You must assume that the mass of the rocket and engine remains constant - even though the engine is burning.

You know the engine produces 13.8N for a distance of 14.6m

The total energy expended (work done) by the engine is FxD so you can calculate that

Now - some of that is given to the rocket as kinetic and potential energy, and some is expended against the drag force.

At the peak of its flight ALL the energy given to the rocket is potential energy (its velocity is zero) and that is calculated as mgh

So
Energy given to rocket = mgh
Energy expended by engine = F x D (D= height where engine stops)
Energy 'lost' to drag is the difference between the two values.
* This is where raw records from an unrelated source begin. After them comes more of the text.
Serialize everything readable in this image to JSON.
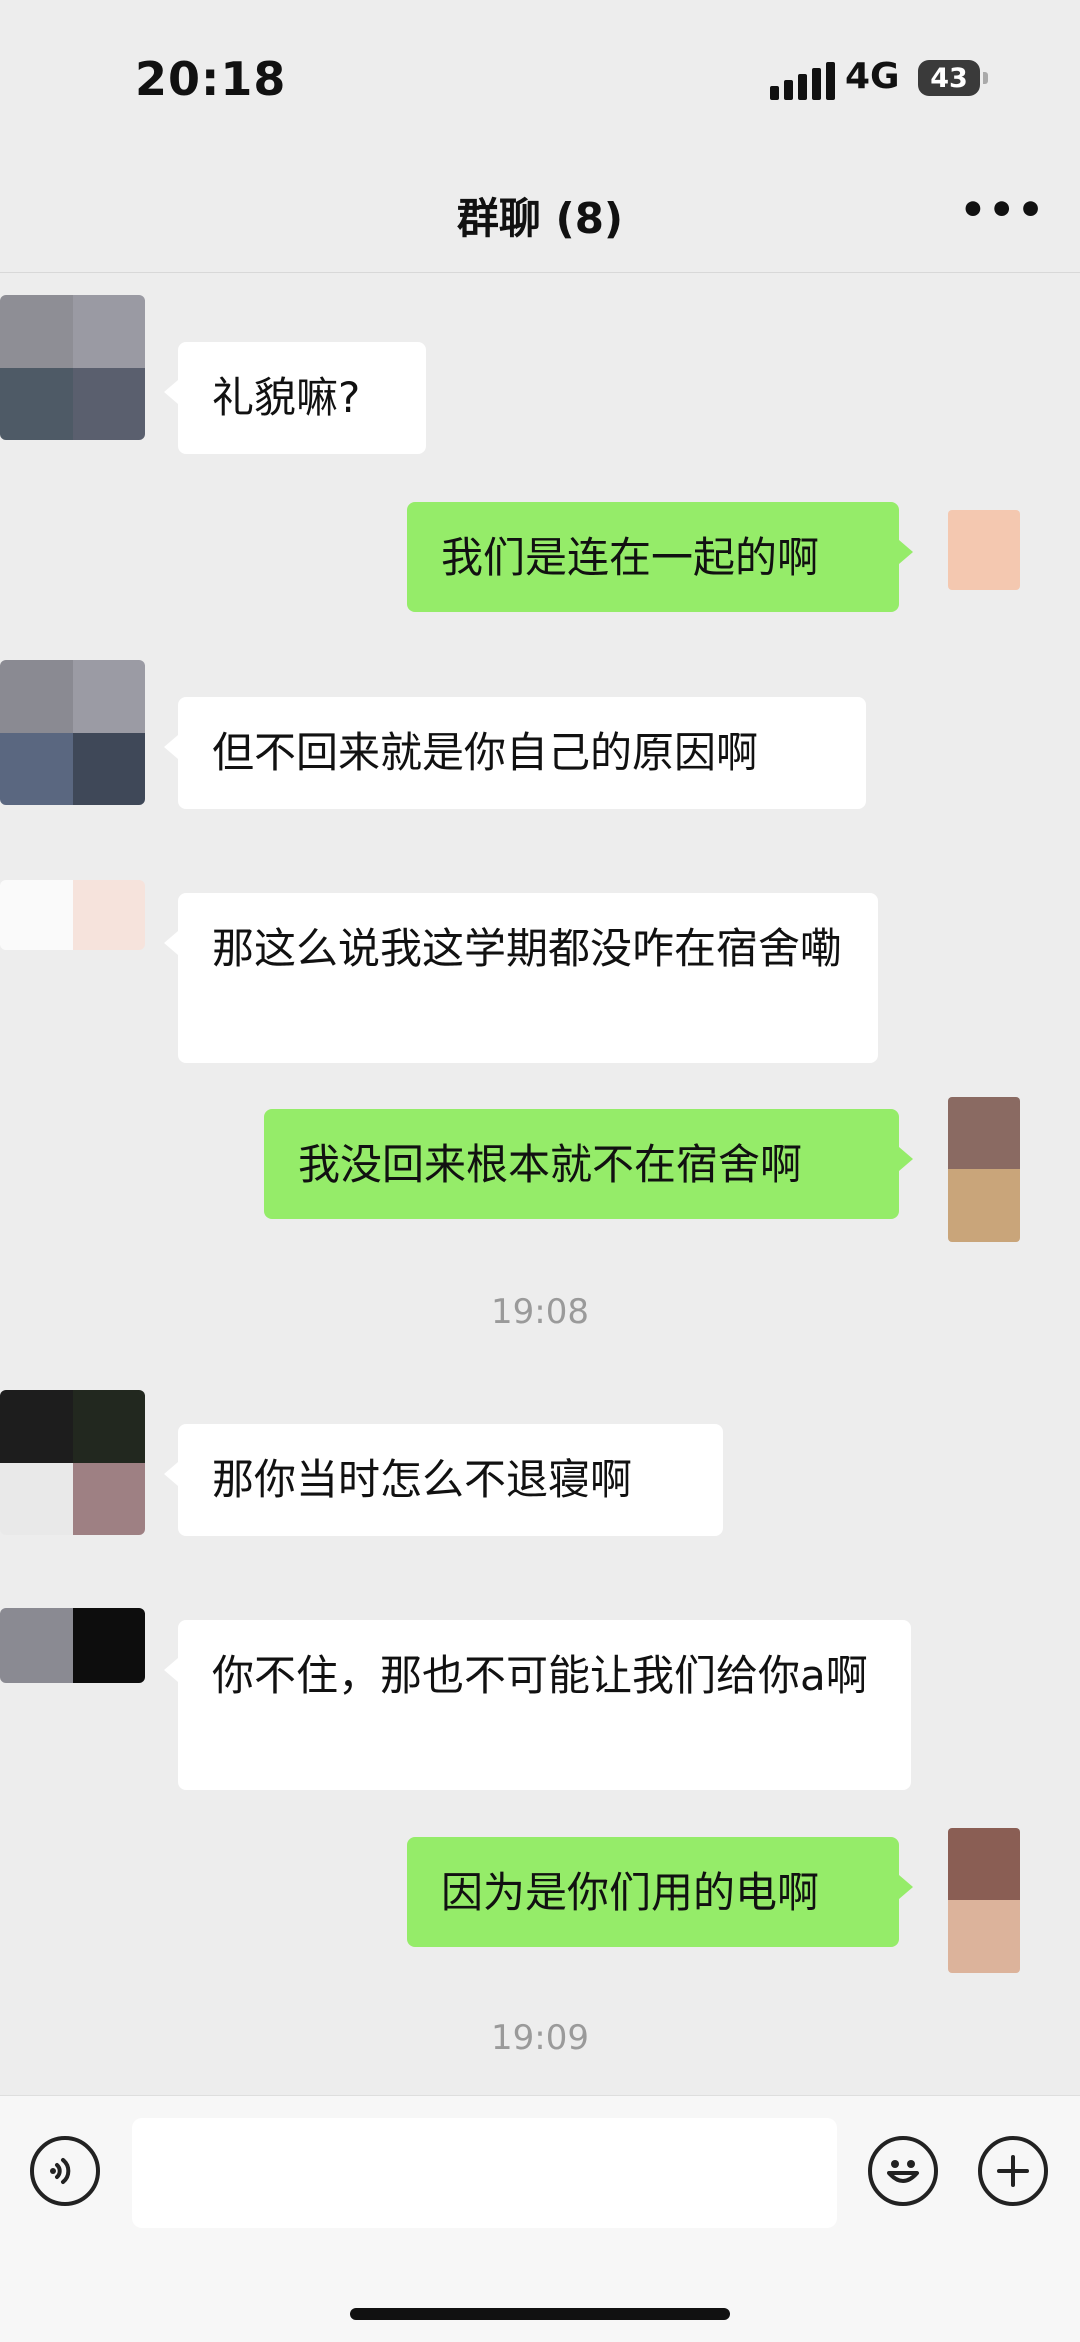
{
  "status_bar": {
    "time": "20:18",
    "network": "4G",
    "battery": "43"
  },
  "header": {
    "title": "群聊 (8)",
    "more_icon": "more-dots-icon"
  },
  "messages": [
    {
      "side": "left",
      "text": "礼貌嘛?"
    },
    {
      "side": "right",
      "text": "我们是连在一起的啊"
    },
    {
      "side": "left",
      "text": "但不回来就是你自己的原因啊"
    },
    {
      "side": "left",
      "text": "那这么说我这学期都没咋在宿舍嘞"
    },
    {
      "side": "right",
      "text": "我没回来根本就不在宿舍啊"
    },
    {
      "side": "left",
      "text": "那你当时怎么不退寝啊"
    },
    {
      "side": "left",
      "text": "你不住，那也不可能让我们给你a啊"
    },
    {
      "side": "right",
      "text": "因为是你们用的电啊"
    }
  ],
  "timestamps": [
    "19:08",
    "19:09"
  ],
  "input_bar": {
    "voice_icon": "voice-icon",
    "emoji_icon": "emoji-icon",
    "add_icon": "plus-icon",
    "text_value": ""
  },
  "colors": {
    "background": "#EDEDED",
    "sent_bubble": "#95EC69",
    "received_bubble": "#FFFFFF"
  }
}
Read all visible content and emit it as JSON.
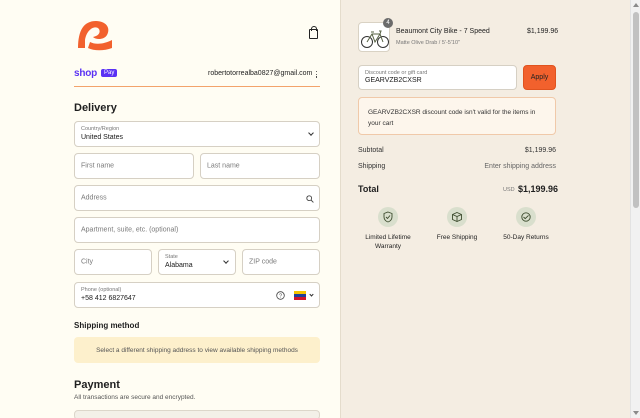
{
  "brand": {
    "accent": "#f2612d",
    "shop_color": "#5a31f4"
  },
  "header": {
    "shop_label": "shop",
    "pay_badge": "Pay",
    "email": "robertotorrealba0827@gmail.com"
  },
  "delivery": {
    "title": "Delivery",
    "country_label": "Country/Region",
    "country_value": "United States",
    "first_name_ph": "First name",
    "last_name_ph": "Last name",
    "address_ph": "Address",
    "apartment_ph": "Apartment, suite, etc. (optional)",
    "city_ph": "City",
    "state_label": "State",
    "state_value": "Alabama",
    "zip_ph": "ZIP code",
    "phone_label": "Phone (optional)",
    "phone_value": "+58 412 6827647"
  },
  "shipping_method": {
    "title": "Shipping method",
    "notice": "Select a different shipping address to view available shipping methods"
  },
  "payment": {
    "title": "Payment",
    "subtitle": "All transactions are secure and encrypted."
  },
  "order": {
    "item": {
      "qty": "4",
      "name": "Beaumont City Bike - 7 Speed",
      "variant": "Matte Olive Drab / 5'-5'10\"",
      "price": "$1,199.96"
    },
    "discount_label": "Discount code or gift card",
    "discount_value": "GEARVZB2CXSR",
    "apply_label": "Apply",
    "error_text": "GEARVZB2CXSR discount code isn't valid for the items in your cart",
    "subtotal_label": "Subtotal",
    "subtotal_value": "$1,199.96",
    "shipping_label": "Shipping",
    "shipping_value": "Enter shipping address",
    "total_label": "Total",
    "currency": "USD",
    "total_value": "$1,199.96"
  },
  "features": [
    {
      "label": "Limited Lifetime Warranty",
      "icon": "warranty-icon"
    },
    {
      "label": "Free Shipping",
      "icon": "box-icon"
    },
    {
      "label": "50-Day Returns",
      "icon": "returns-icon"
    }
  ]
}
aristocles aristocles · Answer 2 · 2019-10-22T03:40:54+02:00

Answer:

[tex]W_{drag} = -77.25 J[/tex]

Explanation:

Here we can use work energy theorem as per which work done by all forces must be equal to change in kinetic energy

So here we will have

[tex]W_{gravity} + W_{engine} + W_{drag} = K_f - K_i[/tex]

since we know that initially and finally it is at rest

so we will have

[tex]-mgh + F.d + W{drag} = 0[/tex]

[tex]-(0.663\times 9.81\times 19.1) + (13.8)(14.6) + W_{drag} = 0[/tex]

[tex]W_{drag} = 124.23 - 201.48[/tex]

[tex]W_{drag} = -77.25 J[/tex]